5. Actual technique or process employed for the process.

Yet, for decades this hobby/industry has embraced an oversimplification of what may or may not be seen on the knob or barrel end of a bat and almost uniformly agreed to what it denotes.

In looking at the images provided with this article you will see the manner in which a wooden billet is affixed to a lathe for the turning of a baseball bat, either cut by hand or machine has not changed much in over 100 years. What has changed is the amount of wood beyond the length of the desired end product and how those areas are finished is what appears to have changed. If this was not the case then the logic of “lathe marks = hand turned = professional product” should have held true for any hand turned product.

To begin with, getting away from this false absolute, let’s being with asking ourselves “Why We See What We See” since we know that lathe markings on a bat are NOT a definitive sign that a bat was either hand turned nor necessarily a professional product.Lathe markings, if present on both ends, only show us how the bat was affixed to the lathe and that the length of the finished product was very close to the original length of billet. If the lathe markings are not present on either the knob and or barrel end, then those have been removed through cutting, sanding or a combination of both. We know this to be true based on current images of how bats are manufactured.

For bats that feature remnants of the excess wood necessary to affix the bat to the lathe, we see this as an outline of that excess material. We see this because the area was not finished or sanded to a uniform surface depth, hence the outline. The difference in the color of these areas, one typically being darker than the other, may be due to a combination of factors:

1. Length of time and storage conditions between when that bat was initially turned and when it was finished. If the bat was turned and then stored for some period of time before removal of the nubs and final finishing, then the surface areas of the knob and barrel outside of the area of the nub area would not have been exposed to the same environmental factors for the same period of time.

2. Application of heat/flame for branding prior to removal of “nubs” and final finishing. Same reasoning as #1, but in this case the environmental conditions are again different.

3. Method of final sanding or finishing of this area. Sanding method effects final finish. Excessive friction from rapid machine sanding can burn or darken wood.

When considering purchasing a bat that still shows signs of how it was affixed to a lathe or how either the barrel or knob end was finished, I would suggest asking myself these questions:

1. What do I know about the manufacturing process and finishing methods of the company relative to the time frame the bat was produced?

2. How the bat compare, as function of size, weight, and design (model) to what I should expect to see during the period in question?

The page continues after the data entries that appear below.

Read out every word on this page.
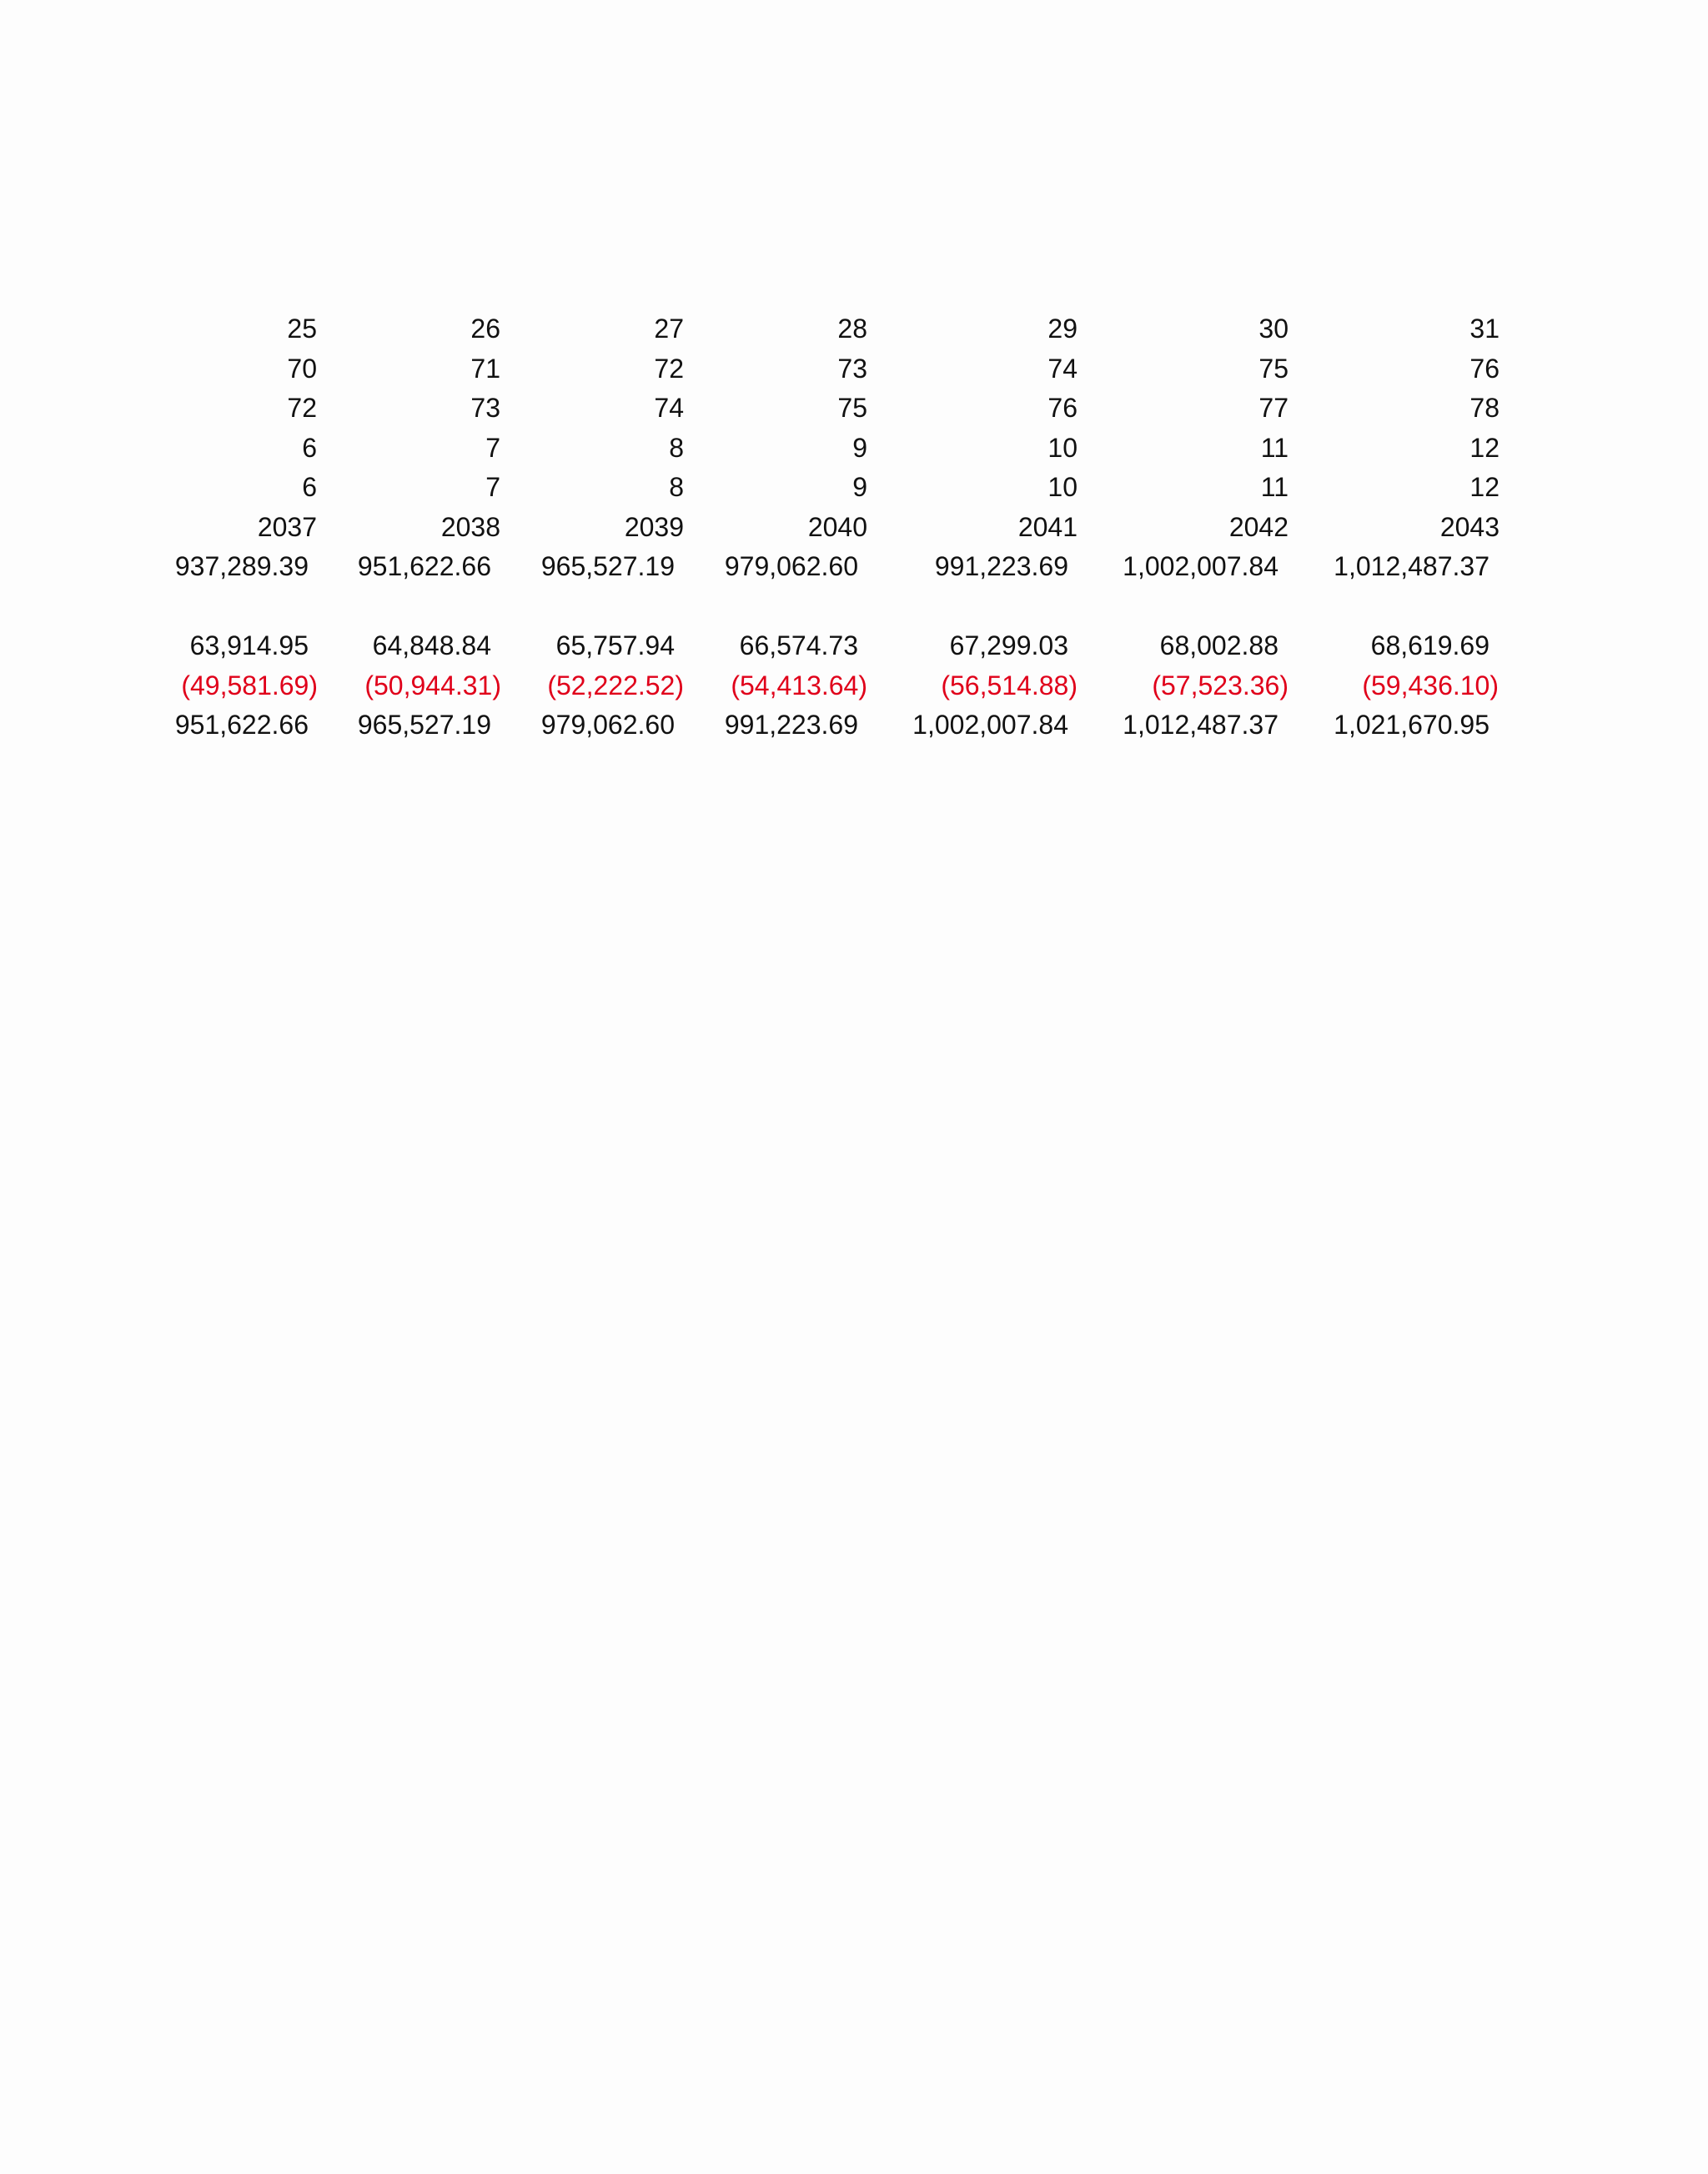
25	26	27	28	29	30	31
70	71	72	73	74	75	76
72	73	74	75	76	77	78
6	7	8	9	10	11	12
6	7	8	9	10	11	12
2037	2038	2039	2040	2041	2042	2043
937,289.39 951,622.66 965,527.19 979,062.60	991,223.69 1,002,007.84 1,012,487.37
63,914.95 64,848.84 65,757.94 66,574.73	67,299.03	68,002.88	68,619.69
(49,581.69) (50,944.31) (52,222.52) (54,413.64)	(56,514.88)	(57,523.36)	(59,436.10)
951,622.66 965,527.19 979,062.60 991,223.69 1,002,007.84 1,012,487.37 1,021,670.95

3. What, if anything can I infer about the quality of the wood as seen in the grain count?

Take the time to look into issues for yourself beyond what is you’ve always been told and decide for yourself why it is you believe what is you do. If you are like me, you were probably once told stories about an Easter Bunny and Tooth Fairy. I’ve looked into those and no longer believe what I once did about those either.

As always, collect what you enjoy and enjoy what you collect.